Israeli team discovers viruses to nab credit card information

Acting undetected for six months, the hackers are estimated to have stolen tens of millions of dollars.

A man holds a laptop computer as cyber code is projected on him (photo credit: KACPER PEMPEL/REUTERS)
A man holds a laptop computer as cyber code is projected on him
New computer viruses have been discovered which were used to steal credit card details from retail stores and financial institutions in the US and Europe, with the methods used implying that it was done by an organized group specializing in the theft of financial information.
The theft was usually done at the point of purchase in retail stores, using the devices which scan the cards themselves. Additionally, the information banks of financial institutions, which use credit cards as a part of their work, were attacked as well.
This type of attack belongs to something called “Anchor” which at first uses known hacking tools used by security experts for lateral spreading of the harmful software across the attacked network. After the attackers have made sure that they’ve reached a high-profile target, they take things a step further and use unique programs.
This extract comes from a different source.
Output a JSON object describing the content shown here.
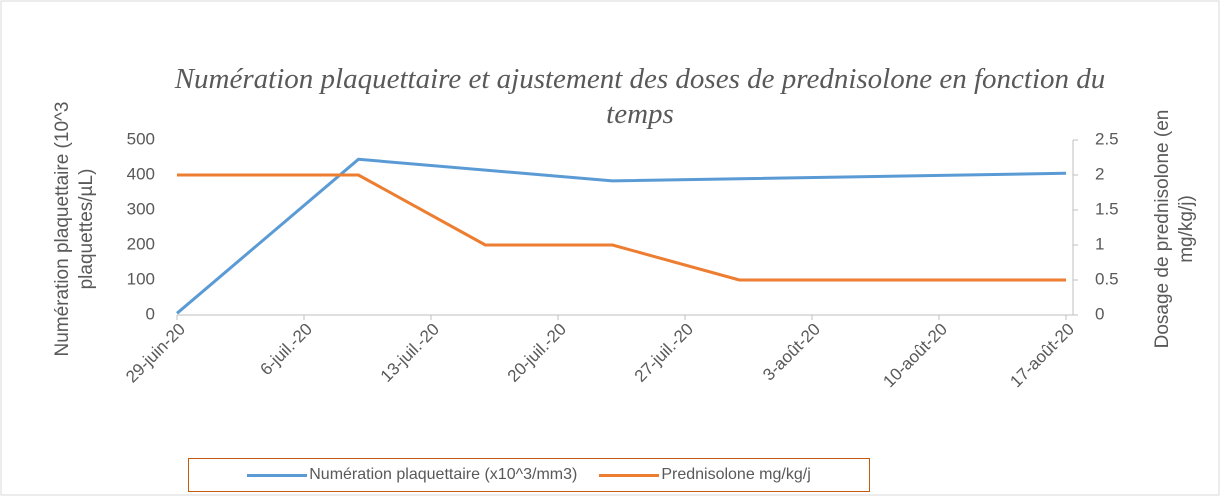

According to the methods by which these attacks were conducted, it is thought that “FIN6” is responsible. It is an organization known for attacking cash registers and financial institutions, and has been linked to similar incidents in the past.
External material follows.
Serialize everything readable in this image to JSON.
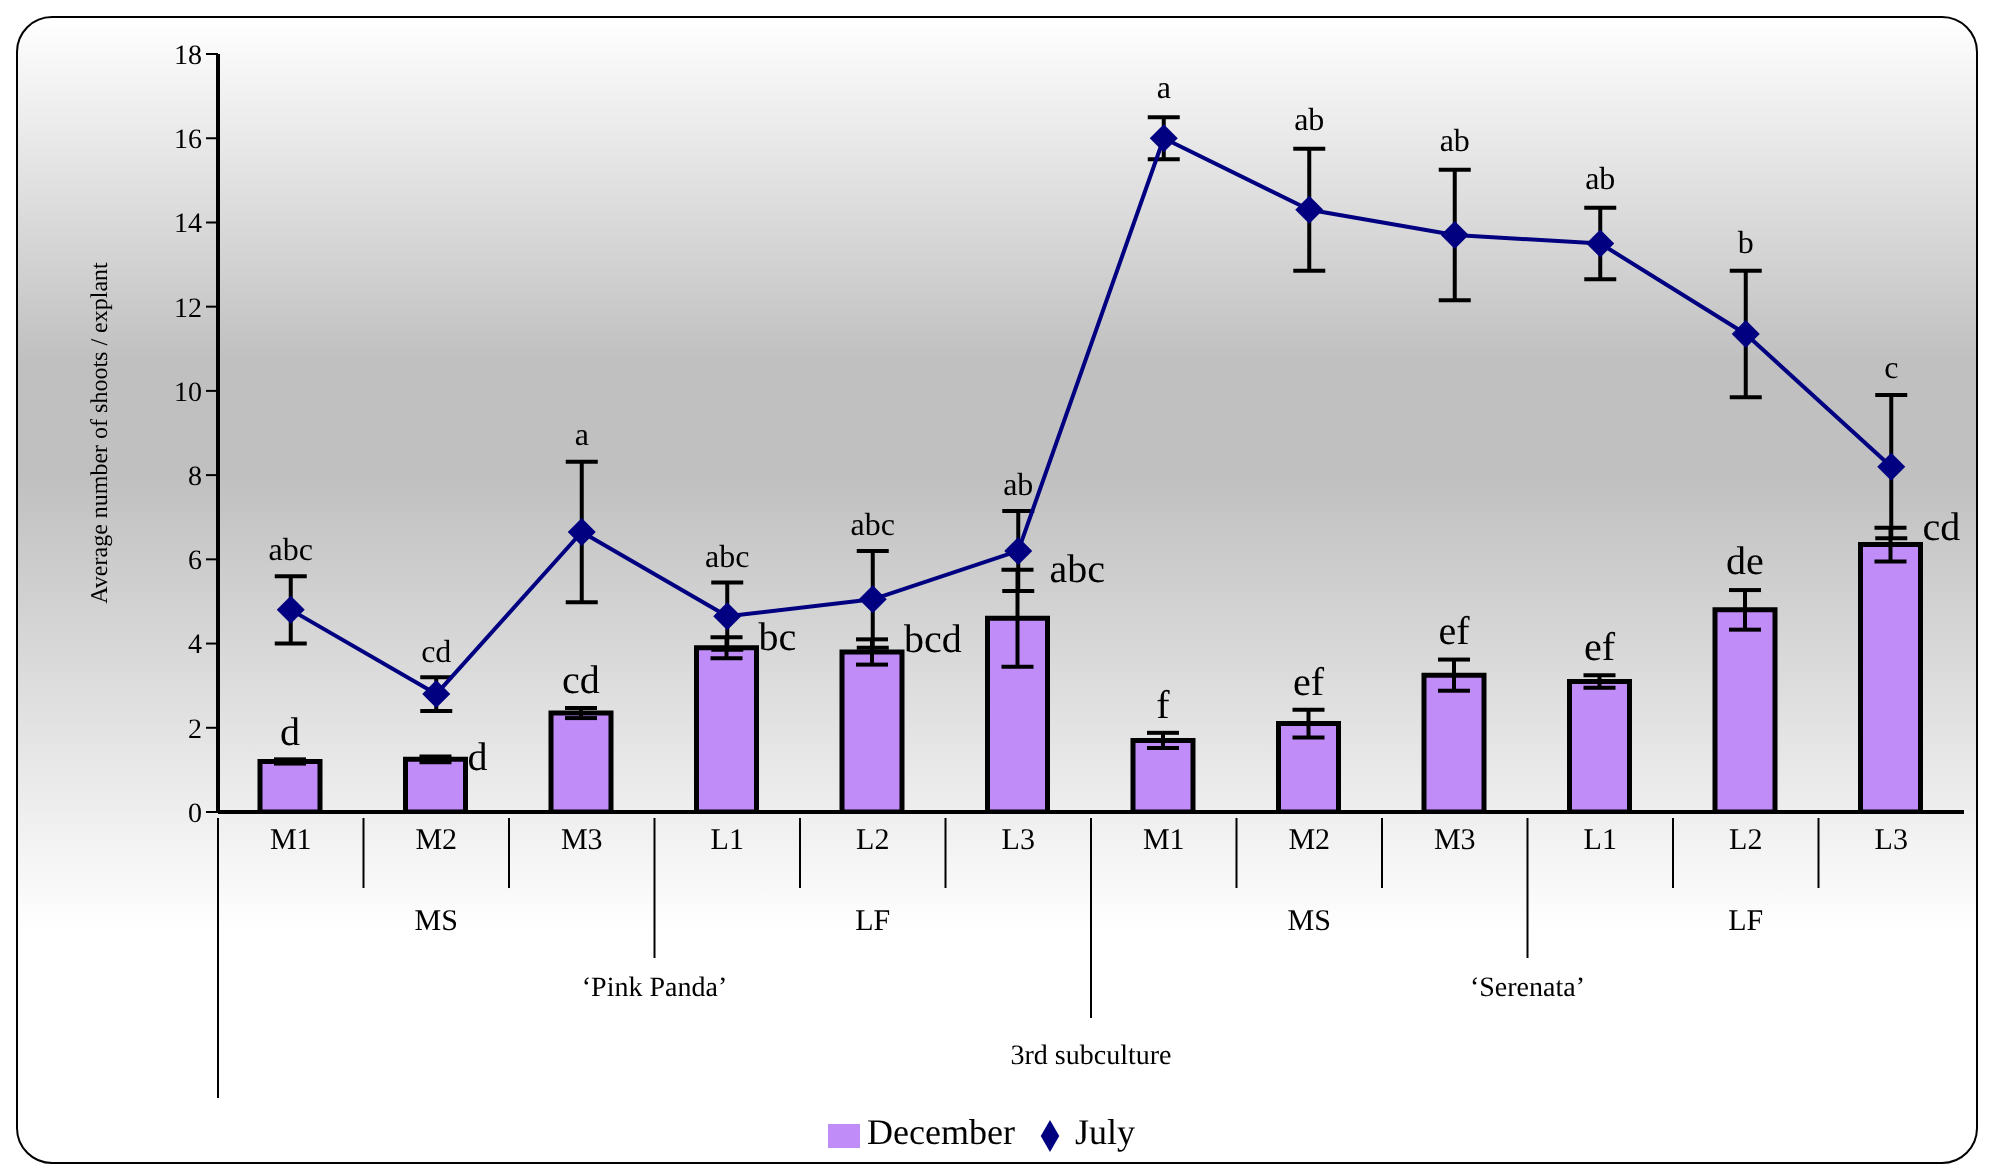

FIN6’s “activities were beginning to be revealed in October, after we managed to stop a cyberattack on our customers before they could reach financial data,” said Asaf Dahan, head of the research team at Cybereason, the organization which led the investigation.
“After a strenuous investigation, we managed to backtrack through the hackers’ activities and found that they’ve been spreading these viruses since August 2018 uninterrupted. We know that the attackers tried to get to sensitive financial information of different countries across the US and Europe,” he said. “By our estimation, millions were stolen from very large companies.”
“It is a rare achievement to discover a network that operated for six months without getting caught. The ability to recreate their steps and purge their activities is no trivial matter; it is definitely a medal of honor for the Israeli cyber defense field.”
FIN6 is known to use various types of viruses to get access to computers and attempt to steal information from them. While a lot of these attempts never result in actual attacks, once such a virus has spread, the infected computer is at their mercy, and they may use it to plant ransomware or steal other information.
Cybereason was formed in 2012, and specializes in collecting information from various computer devices in a given organization, and analyses the information within them, allowing them to recognize any sinister programs and stop them before they can cause any real harm.
Other sources of cyberattacks upon Israel are those that come from Iran, which, according to Prime Minster Benjamin Netanyahu, attempts daily attacks on the Jewish state through various targets such as airlines.